Educadores indígenas reunidos no sul da bahia

Em 119 escolas espalhadas por 14 municípios de Rondônia, 3,6 mil alunos de 54 povos indígenas se identificam melhor, mantêm a língua materna e, ao mesmo tempo, adquirem os saberes do terceiro milênio via satélite. “Todas as escolas com energia elétrica ganharão internet, facilitando a formação online e o ingresso no Diário Eletrônico da Seduc; em mediação tecnológica, Guajará-Mirim iniciou com o 1º ano e prepara a expansão”, adiantou o coordenador do Ensino Indígena Antônio Puruborá. Vinte novas escolas serão construídas em 2018.

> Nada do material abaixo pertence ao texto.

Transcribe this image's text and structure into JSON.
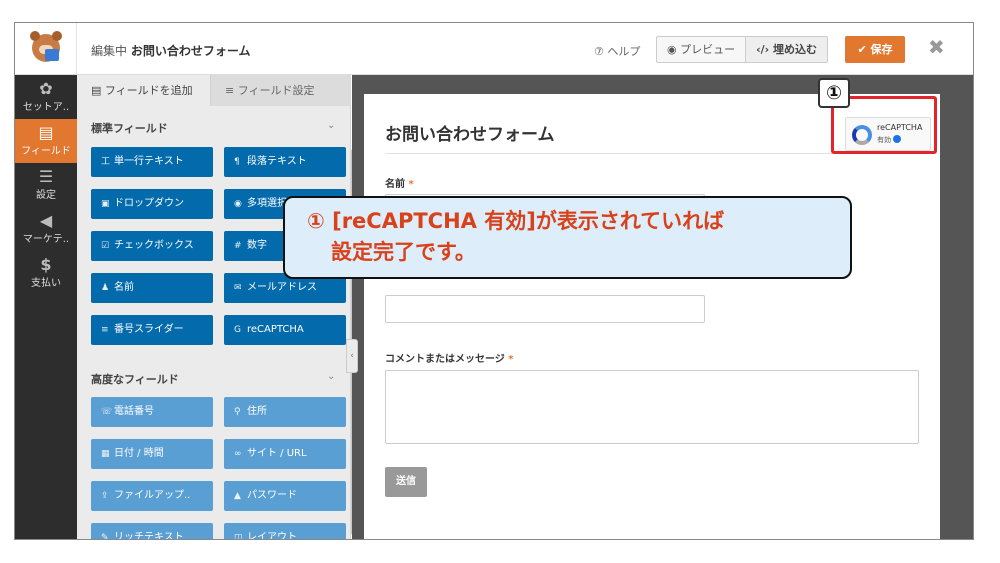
{
  "topbar": {
    "editing_prefix": "編集中",
    "form_name": "お問い合わせフォーム",
    "help": "ヘルプ",
    "preview": "プレビュー",
    "embed": "埋め込む",
    "save": "保存"
  },
  "leftnav": [
    {
      "label": "セットア..",
      "icon": "gear-icon"
    },
    {
      "label": "フィールド",
      "icon": "fields-icon"
    },
    {
      "label": "設定",
      "icon": "sliders-icon"
    },
    {
      "label": "マーケテ..",
      "icon": "megaphone-icon"
    },
    {
      "label": "支払い",
      "icon": "dollar-icon"
    }
  ],
  "panel": {
    "tab_add": "フィールドを追加",
    "tab_settings": "フィールド設定",
    "standard_title": "標準フィールド",
    "standard_fields": [
      "単一行テキスト",
      "段落テキスト",
      "ドロップダウン",
      "多項選択式",
      "チェックボックス",
      "数字",
      "名前",
      "メールアドレス",
      "番号スライダー",
      "reCAPTCHA"
    ],
    "advanced_title": "高度なフィールド",
    "advanced_fields": [
      "電話番号",
      "住所",
      "日付 / 時間",
      "サイト / URL",
      "ファイルアップ..",
      "パスワード",
      "リッチテキスト",
      "レイアウト"
    ]
  },
  "form": {
    "title": "お問い合わせフォーム",
    "recaptcha_label": "reCAPTCHA",
    "recaptcha_status": "有効",
    "name_label": "名前",
    "comment_label": "コメントまたはメッセージ",
    "required_mark": "*",
    "submit": "送信"
  },
  "annotation": {
    "number": "①",
    "line1": "① [reCAPTCHA 有効]が表示されていれば",
    "line2": "設定完了です。"
  },
  "colors": {
    "accent": "#e27730",
    "field_button": "#036aab",
    "annotation_red": "#e3242b",
    "callout_bg": "#ddeefa",
    "callout_text": "#d9411b"
  }
}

Também serão editados livros e cartilhas em língua materna/Português. No primeiro mês de 2018, Puruborá e a gerente de modalidades temáticas especiais (*) Ana Lúcia da Silva Silvino Pacini alinham as conquistas do ano passado e preveem como será este ano. Atualmente, há 195 professores níveis A (participantes do Projeto Açaí) e B (Açaí mais curso intercultural na Unir). “Rondônia foi o primeiro Estado a contratar por concurso público professores com nível superior; antes, a Bahia contratou apenas os de nível A”, destacou Puruborá. Até agora são duzentos contratados.

Na terceira versão, o Projeto Açaí deverá formar mais cem até o final de 2018. Dos dez módulos, sete foram concluídos. “A formação continuada de indígenas e não indígenas permitirá o crescimento do projeto e melhor qualidade”, afirmou Ana Lúcia Pacini. Segundo ela, a medida possibilita que o professor antes aprenda a respeito da história, cultura e tradições de cada povo, e não apenas quando chega à aldeia. Atualmente, a gerência de modalidades projeta com a Seduc a criação de uma equipe gestora em coordenadorias regionais de educação, visando ao apoio pedagógico aos professores. A equipe será formada por diretor, supervisor e secretário. Guajará-Mirim, por exemplo, tem 30 escolas em funcionamento. A Procuradoria-Geral do Estado definirá a devida gratificação para supervisores. Vinte novas escolas serão contempladas com investimentos do convênio entre a Seduc e a Usina Jirau.